Parmi les analogies que l’observation psychologique peut nous offrir pour nous aider à nous rendre compte du caractère de l’hallucination naturelle, la plus frappante, la plus instructive se trouve dans les phénomènes du rêve. L’hallucination n’est, en somme, que le rêve d’un homme éveillé, et tout doit s’y passer psychologiquement et physiologiquement comme dans le rêve ; quand la science nous aura révélé le mystère du rêve, elle aura par là même pénétré le mystère de l’hallucination.

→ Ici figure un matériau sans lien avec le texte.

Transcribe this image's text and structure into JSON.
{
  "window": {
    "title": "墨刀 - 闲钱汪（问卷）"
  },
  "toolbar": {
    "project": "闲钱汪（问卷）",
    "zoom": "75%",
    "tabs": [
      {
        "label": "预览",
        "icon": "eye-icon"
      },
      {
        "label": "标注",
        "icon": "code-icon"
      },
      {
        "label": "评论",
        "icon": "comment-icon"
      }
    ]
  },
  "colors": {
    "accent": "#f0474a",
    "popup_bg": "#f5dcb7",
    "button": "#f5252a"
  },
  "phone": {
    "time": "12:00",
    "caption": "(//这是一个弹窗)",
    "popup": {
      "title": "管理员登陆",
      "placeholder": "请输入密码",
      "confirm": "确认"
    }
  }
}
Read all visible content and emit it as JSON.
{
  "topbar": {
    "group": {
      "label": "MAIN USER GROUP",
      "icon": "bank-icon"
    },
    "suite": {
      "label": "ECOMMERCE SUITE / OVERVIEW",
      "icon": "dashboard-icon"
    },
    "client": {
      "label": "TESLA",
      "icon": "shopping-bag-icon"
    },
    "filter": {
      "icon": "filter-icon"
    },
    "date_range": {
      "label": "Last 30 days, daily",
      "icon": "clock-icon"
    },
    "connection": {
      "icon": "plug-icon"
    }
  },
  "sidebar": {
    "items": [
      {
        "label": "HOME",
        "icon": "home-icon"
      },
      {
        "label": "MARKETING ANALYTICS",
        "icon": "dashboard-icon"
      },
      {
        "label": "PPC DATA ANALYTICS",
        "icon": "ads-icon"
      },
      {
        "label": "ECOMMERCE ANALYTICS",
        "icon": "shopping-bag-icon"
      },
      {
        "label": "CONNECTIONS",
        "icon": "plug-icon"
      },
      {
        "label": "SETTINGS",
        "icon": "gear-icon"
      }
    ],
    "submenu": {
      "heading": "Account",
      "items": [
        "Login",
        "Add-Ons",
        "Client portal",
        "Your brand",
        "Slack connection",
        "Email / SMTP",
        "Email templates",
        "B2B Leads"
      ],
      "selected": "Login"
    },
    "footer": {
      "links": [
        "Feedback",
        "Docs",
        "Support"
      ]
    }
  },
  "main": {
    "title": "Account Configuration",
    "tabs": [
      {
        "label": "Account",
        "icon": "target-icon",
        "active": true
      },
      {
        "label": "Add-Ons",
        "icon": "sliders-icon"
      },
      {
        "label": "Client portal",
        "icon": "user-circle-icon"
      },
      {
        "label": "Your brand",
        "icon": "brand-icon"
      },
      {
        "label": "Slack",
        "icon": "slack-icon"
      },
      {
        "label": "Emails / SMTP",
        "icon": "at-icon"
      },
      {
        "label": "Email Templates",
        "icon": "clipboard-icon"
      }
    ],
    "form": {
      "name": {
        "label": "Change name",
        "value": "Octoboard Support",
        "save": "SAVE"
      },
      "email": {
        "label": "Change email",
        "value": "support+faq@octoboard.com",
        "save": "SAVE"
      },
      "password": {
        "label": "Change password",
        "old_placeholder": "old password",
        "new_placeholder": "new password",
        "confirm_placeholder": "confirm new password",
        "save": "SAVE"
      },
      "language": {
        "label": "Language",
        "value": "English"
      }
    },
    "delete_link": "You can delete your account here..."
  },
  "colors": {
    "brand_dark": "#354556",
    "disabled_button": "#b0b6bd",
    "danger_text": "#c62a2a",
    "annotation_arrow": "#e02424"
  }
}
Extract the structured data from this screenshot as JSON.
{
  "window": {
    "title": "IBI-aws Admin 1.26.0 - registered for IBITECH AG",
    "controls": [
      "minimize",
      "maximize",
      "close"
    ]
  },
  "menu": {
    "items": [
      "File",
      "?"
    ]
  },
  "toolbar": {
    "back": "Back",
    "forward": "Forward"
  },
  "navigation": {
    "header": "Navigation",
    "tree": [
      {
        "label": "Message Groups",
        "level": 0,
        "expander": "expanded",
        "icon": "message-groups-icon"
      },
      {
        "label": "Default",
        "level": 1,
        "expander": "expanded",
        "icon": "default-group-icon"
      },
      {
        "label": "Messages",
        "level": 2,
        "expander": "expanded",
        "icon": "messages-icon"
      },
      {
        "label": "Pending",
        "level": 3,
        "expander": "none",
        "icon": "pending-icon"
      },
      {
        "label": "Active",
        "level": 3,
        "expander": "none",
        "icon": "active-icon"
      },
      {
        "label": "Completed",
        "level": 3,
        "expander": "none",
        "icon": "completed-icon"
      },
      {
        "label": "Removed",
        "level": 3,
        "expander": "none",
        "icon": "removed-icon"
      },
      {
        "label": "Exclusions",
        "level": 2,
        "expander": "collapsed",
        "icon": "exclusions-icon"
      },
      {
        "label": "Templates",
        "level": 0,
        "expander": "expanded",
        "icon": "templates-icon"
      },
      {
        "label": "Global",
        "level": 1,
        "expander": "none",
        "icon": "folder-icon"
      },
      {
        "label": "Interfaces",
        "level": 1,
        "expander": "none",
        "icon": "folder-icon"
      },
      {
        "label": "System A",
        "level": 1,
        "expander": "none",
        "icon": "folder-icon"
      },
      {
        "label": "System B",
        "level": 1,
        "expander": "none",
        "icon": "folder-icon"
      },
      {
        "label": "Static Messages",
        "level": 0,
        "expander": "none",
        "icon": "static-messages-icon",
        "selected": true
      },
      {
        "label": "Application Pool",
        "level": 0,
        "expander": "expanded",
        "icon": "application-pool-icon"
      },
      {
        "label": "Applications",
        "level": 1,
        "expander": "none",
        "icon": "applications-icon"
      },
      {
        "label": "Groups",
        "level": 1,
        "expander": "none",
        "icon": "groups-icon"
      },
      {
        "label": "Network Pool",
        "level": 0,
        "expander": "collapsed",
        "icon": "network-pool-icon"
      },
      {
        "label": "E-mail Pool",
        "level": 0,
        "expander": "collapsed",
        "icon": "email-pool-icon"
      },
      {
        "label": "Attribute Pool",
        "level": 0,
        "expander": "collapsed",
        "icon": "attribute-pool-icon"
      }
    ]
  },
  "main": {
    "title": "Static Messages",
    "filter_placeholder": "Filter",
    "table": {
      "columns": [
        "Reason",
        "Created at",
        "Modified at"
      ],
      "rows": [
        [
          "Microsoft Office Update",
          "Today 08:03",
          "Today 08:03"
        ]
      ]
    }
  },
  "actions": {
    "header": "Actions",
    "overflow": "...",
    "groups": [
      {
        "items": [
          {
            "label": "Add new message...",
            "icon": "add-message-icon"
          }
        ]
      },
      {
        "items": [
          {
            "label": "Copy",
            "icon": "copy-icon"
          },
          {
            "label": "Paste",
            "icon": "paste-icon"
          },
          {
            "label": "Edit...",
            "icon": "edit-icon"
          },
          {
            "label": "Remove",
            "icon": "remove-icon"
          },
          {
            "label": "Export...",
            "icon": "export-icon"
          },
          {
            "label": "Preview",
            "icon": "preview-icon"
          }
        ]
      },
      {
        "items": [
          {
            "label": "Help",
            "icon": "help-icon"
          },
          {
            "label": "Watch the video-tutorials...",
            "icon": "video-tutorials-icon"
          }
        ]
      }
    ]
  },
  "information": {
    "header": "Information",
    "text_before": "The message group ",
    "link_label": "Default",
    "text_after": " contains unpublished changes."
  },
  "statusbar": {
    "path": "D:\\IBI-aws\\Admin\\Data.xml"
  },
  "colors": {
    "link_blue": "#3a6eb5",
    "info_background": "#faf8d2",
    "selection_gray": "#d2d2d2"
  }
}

Il y a toutefois entre les hallucinations du sommeil et celles de la veille, quand elles ne sont pas liées à une disposition morbide, cette différence essentielle que, dans la veille, l’individu a la faculté de contrôler ses pensées, d’en changer le cours par un acte de sa volonté, d’en appeler aux témoignages de ceux qui l’entourent, afin de voir si leurs sensations concordent ou non avec les siennes, et par là de corriger son illusion et d’y mettre un terme. Mais il n’y a, dans ce cas, il faut le reconnaitre, qu’une hallucination imparfaite ou incomplète ; dans les cas plus ordinaires, où l’hallucination revêt un caractère morbide, et où l’halluciné croit irrésistiblement à la réalité extérieure de ses visions, le raisonnement est en défaut, et les impressions fausses ne peuvent se corriger ; l’hallucination ne disparaît qu’avec la maladie qui l’a causée, ou dont elle est un des symptômes.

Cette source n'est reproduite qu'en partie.